Maja Daniels, photographe et réalisatrice, aime jouer avec les frontières entre documentaire et fiction. En partant de l’histoire ancienne d’une jeune fille accusée de sorcellerie dans un village de Dalécarlie, elle entremêle passé et présent, mythe et réalité. Et interroge le cours de l’Histoire. À l’occasion de Paris Photo, l’exposition dévoile quelques-uns des clichés les plus intrigants de cette série, "On the Silence of Myth", qui a été révélée au public suédois en 2023.
Älvdalen, en Dalécarlie. Par une froide journée de l’automne 1667, une jeune fille de douze ans, Gertrud Svensdotter, est accusée de sorcellerie. Son méfait : elle aurait marché sur l’eau, par l’entremise de forces surnaturelles. Cet épisode marque le début de la chasse aux sorcières en Suède, une période d’hystérie collective et de terreur qui s’étendra sur huit ans et coûtera la vie à près de 300 personnes. En Suède comme dans le reste de l’Europe, les procès en sorcellerie signent la fin de la société féodale et ouvrent l’ère moderne et capitaliste. Dans ce nouvel ordre du monde empreint de peur, le rôle des femmes et la vision de la nature changent radicalement : la liberté des femmes est réduite (elles sont cantonnées au foyer et à l’enfantement), la forêt cesse d’être un lieu de mythes pour devenir une ressource naturelle.

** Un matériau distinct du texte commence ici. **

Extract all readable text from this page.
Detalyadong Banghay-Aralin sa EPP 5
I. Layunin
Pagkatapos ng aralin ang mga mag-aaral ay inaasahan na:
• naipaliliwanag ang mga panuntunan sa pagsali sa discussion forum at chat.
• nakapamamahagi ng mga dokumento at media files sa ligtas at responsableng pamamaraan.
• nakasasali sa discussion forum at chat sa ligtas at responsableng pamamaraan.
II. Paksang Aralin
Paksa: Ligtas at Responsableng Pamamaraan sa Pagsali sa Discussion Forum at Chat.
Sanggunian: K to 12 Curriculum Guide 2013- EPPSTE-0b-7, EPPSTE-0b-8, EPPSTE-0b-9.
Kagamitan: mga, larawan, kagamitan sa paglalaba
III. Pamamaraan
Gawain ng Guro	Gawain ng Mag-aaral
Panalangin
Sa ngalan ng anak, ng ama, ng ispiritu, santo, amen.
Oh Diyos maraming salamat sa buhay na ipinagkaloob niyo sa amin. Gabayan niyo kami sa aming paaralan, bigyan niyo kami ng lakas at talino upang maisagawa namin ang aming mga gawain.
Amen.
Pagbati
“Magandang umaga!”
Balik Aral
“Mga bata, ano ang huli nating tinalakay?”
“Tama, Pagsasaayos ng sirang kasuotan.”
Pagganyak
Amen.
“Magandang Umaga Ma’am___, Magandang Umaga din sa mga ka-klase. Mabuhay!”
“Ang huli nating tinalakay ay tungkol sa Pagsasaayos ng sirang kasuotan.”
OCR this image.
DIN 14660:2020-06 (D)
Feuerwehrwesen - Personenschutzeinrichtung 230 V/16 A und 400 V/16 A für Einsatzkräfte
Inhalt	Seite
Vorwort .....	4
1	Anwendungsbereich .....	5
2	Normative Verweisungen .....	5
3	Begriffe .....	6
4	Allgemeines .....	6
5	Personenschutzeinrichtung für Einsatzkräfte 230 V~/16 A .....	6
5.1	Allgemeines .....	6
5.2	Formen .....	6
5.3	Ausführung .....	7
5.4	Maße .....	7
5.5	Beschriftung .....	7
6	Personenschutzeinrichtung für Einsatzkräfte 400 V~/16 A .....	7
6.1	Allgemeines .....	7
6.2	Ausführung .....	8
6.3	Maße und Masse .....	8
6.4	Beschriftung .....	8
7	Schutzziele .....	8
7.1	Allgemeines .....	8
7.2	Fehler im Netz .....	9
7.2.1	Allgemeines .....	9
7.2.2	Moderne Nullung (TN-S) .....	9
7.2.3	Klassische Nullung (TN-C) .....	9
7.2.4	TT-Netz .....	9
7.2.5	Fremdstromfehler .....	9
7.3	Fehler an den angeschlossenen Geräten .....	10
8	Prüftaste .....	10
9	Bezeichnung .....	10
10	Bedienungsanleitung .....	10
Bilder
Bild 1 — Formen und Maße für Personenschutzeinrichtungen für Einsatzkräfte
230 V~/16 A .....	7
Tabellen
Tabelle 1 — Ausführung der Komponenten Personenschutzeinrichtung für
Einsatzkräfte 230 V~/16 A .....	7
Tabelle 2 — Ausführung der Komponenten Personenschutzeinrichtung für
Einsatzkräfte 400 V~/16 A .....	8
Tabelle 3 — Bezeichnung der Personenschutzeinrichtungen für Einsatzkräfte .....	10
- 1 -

Maja Daniels a passé une grande partie de son enfance à Älvdalen, bercée par les histoires que lui racontait sa grand-mère. Dans sa série On the Silence of Myth, elle conjugue au présent l’histoire de la fille qui marchait sur l’eau, et laisse le monde dans lequel vivait Gertrud renaître selon d’autres lois. Dans ce monde nouveau, la suite des événements n’est pas encore déterminée. Ainsi, la photographe interroge la manière dont les idéologies dominantes et la culture du silence en Suède ont façonné une certaine compréhension du monde.
Pour Maja Daniels, la photographie et le film sont des lieux magiques qui défient la connaissance, fusionnent le passé et l’avenir, redéfinissent les frontières du monde tel que nous le connaissons. On pourrait arguer que la photographie, tout comme les mythes, repose sur une dangereuse tromperie. La magie n’est-elle pas, en fin de compte, la promesse de quelque chose en échange de rien ? C’est peut-être aussi son pouvoir le plus rédempteur : tout ne doit pas, ou ne peut pas, être mesuré et expliqué.
La plupart des œuvres de Maja Daniels sont le fruit de performances en pleine nature, où elle façonne ses propres rituels et crée de nouvelles mythologies. Sa démarche s’inscrit dans le désir surréaliste de réenchanter le monde. Ici, la forêt, qui est menacée par le changement climatique, devient plus qu’une simple ressource naturelle. Elle est un lieu de mémoire, de langage, d’histoire, de culture, de mysticisme et d’imagination. Peut-être la magie n’est-elle pas un acte, mais une façon de penser.
Commissaire d’exposition : Magnus af Petersens
Magnus af Petersens est coéditeur, avec Kristyna Müller, et coauteur, d’un livre sur la photographie contemporaine suédoise, Peripheral Vision: Images From the Fringe of Europe, qui vient d’être publié par Centrum för fotografi et Art & Theory Publishing. L’ouvrage rassemble 20 photographes suédois et sera présenté lors du vernissage de l’exposition.
Les photographes présentés : Ikram Abdulkadir, Karin Alfredsson, Elin Berge, Maja Daniels, Charlotta Hammar, Erik Holmstedt, Martina Hoogland Ivanow, Cia Kanthi, Heikki Kaski, Klara Källström & Thobias Fäldt, Mårten Lange, Inka & Niclas Lindergård, Eric Magassa, Martin Magntorn, Chris Maluszynski, Katarina Pirak Sikku, Mia Rogersdotter Gran, Sofia Runarsdotter, Johannes Samuelsson et Märta Thisner.
En collaboration avec Centrum för fotografi et en partenariat avec Paris Photo.